While Margaret and James, who are also mum and dad to Kian, 10; Riley, seven; and Reede, 15 months, were still struggling to come to terms with what was happening to their new baby, they were faced with a terrible choice.

Margaret added: "He was in intensive care and the consultant thought there was nothing they could do as he couldn't live without the part they thought was he was missing.

"They gave us the choice to let him go, but we wanted to let him fight."

Kerr's first operation lasted six hours - though Margaret said it felt much longer - and he was finally allowed home one month later.

Since then, the family have had to cope with dozens of hospital visits and two further eight-hour open heart operations.

The second of these was on July 8 - just weeks before the start of school.

Margaret said they would not have coped without the support of family and friends, who babysit while Margaret and James, 36, are at Yorkhill.

Big brother Kian frets over his little brother but will be there to support him at school.

Margaret said: "We try to be as honest as possible with Kian and Riley without terrifying them.

"Riley has never known life without Kerr, but Kian finds it very hard and worries a lot, especially when Kerr is in hospital.

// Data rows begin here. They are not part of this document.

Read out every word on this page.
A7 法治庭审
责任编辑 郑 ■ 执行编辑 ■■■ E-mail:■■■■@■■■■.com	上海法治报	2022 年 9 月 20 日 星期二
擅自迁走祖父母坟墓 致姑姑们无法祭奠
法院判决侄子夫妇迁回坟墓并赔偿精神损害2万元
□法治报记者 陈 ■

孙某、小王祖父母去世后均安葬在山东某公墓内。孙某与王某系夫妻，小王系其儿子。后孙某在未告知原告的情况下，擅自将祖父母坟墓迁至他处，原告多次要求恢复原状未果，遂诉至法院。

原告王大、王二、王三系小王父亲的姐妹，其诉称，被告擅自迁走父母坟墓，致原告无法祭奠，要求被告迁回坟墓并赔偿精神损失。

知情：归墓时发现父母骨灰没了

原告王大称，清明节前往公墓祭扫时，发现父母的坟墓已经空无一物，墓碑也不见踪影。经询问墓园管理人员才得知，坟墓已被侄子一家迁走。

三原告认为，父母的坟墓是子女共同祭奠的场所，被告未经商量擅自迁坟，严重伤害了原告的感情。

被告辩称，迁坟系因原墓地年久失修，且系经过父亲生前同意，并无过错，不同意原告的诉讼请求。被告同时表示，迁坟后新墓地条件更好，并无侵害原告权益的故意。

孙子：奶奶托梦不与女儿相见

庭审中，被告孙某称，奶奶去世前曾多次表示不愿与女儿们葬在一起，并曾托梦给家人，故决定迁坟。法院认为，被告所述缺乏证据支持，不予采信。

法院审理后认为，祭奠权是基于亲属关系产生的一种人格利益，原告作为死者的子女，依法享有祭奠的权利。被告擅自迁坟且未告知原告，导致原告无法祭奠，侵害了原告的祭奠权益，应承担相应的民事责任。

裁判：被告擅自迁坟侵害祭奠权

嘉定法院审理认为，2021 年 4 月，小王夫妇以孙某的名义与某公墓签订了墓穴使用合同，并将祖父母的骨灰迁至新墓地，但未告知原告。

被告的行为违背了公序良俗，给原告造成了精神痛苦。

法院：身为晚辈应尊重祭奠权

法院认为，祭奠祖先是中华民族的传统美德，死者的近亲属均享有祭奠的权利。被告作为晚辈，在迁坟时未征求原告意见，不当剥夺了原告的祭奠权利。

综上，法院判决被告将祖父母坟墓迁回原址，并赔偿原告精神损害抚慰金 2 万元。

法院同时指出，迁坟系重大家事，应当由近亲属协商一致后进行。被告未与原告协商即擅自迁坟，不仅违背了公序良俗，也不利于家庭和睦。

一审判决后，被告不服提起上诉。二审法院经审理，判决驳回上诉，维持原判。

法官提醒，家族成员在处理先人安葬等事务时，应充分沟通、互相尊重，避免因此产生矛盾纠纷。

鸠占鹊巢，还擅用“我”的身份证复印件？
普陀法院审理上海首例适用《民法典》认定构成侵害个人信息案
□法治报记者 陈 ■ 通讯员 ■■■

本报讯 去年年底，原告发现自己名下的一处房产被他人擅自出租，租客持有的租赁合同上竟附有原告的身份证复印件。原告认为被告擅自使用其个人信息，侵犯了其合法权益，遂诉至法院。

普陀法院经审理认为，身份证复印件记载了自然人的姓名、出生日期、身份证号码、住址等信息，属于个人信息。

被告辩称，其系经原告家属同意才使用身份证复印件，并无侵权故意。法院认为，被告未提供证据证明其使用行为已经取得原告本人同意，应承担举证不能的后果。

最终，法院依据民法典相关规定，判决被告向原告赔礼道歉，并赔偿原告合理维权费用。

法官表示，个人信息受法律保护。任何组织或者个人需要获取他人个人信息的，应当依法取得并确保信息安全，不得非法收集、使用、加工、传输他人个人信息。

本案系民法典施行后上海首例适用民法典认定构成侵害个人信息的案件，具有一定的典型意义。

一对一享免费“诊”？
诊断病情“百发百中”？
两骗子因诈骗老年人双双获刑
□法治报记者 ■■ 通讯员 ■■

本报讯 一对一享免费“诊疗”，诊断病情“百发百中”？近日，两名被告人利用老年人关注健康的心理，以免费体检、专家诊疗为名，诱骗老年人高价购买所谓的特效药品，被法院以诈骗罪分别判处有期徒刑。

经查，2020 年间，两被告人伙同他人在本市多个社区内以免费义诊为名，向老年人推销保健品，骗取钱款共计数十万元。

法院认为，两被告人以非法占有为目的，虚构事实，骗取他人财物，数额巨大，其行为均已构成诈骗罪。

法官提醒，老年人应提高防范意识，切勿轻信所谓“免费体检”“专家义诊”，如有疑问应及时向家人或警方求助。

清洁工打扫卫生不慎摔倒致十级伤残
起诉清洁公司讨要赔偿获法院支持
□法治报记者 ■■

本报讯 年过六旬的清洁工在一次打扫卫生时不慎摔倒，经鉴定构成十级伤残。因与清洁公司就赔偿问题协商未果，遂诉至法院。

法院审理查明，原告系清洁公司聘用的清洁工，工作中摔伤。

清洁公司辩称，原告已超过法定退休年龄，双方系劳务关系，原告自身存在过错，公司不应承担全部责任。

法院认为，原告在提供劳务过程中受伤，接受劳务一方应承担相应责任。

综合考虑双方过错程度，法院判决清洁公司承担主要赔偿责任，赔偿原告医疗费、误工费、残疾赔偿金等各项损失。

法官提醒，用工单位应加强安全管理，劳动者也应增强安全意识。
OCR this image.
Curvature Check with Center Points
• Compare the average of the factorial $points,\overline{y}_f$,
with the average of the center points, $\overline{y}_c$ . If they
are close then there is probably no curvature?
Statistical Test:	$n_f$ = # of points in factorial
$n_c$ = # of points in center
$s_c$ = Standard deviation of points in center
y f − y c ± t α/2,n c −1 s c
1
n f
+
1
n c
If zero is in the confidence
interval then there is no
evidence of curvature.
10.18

He's a great big brother."

It is possible that Kerr will still need further surgery as he grows and the family are very careful with his health.

He tires easily and takes the blood thinner warfarin, which means he also needs to watch out for cuts or bumps.

But Kerr, who turns five next month, is delighted to be off to school and his mum and dad couldn't be any prouder.

Margaret added: "Hopefully he doesn't need anything else after having these three operations but you never know what's around the corner.

"They basically changed the circulation in his body to go in a different direction and this last surgery is hoped will give him a better quality of life.

"His oxygen levels are very low and so he has very little energy but we have noticed a bit of a change since this surgery.

"He's going to be great at school and we're so proud of him. It's a milestone for him and for the family."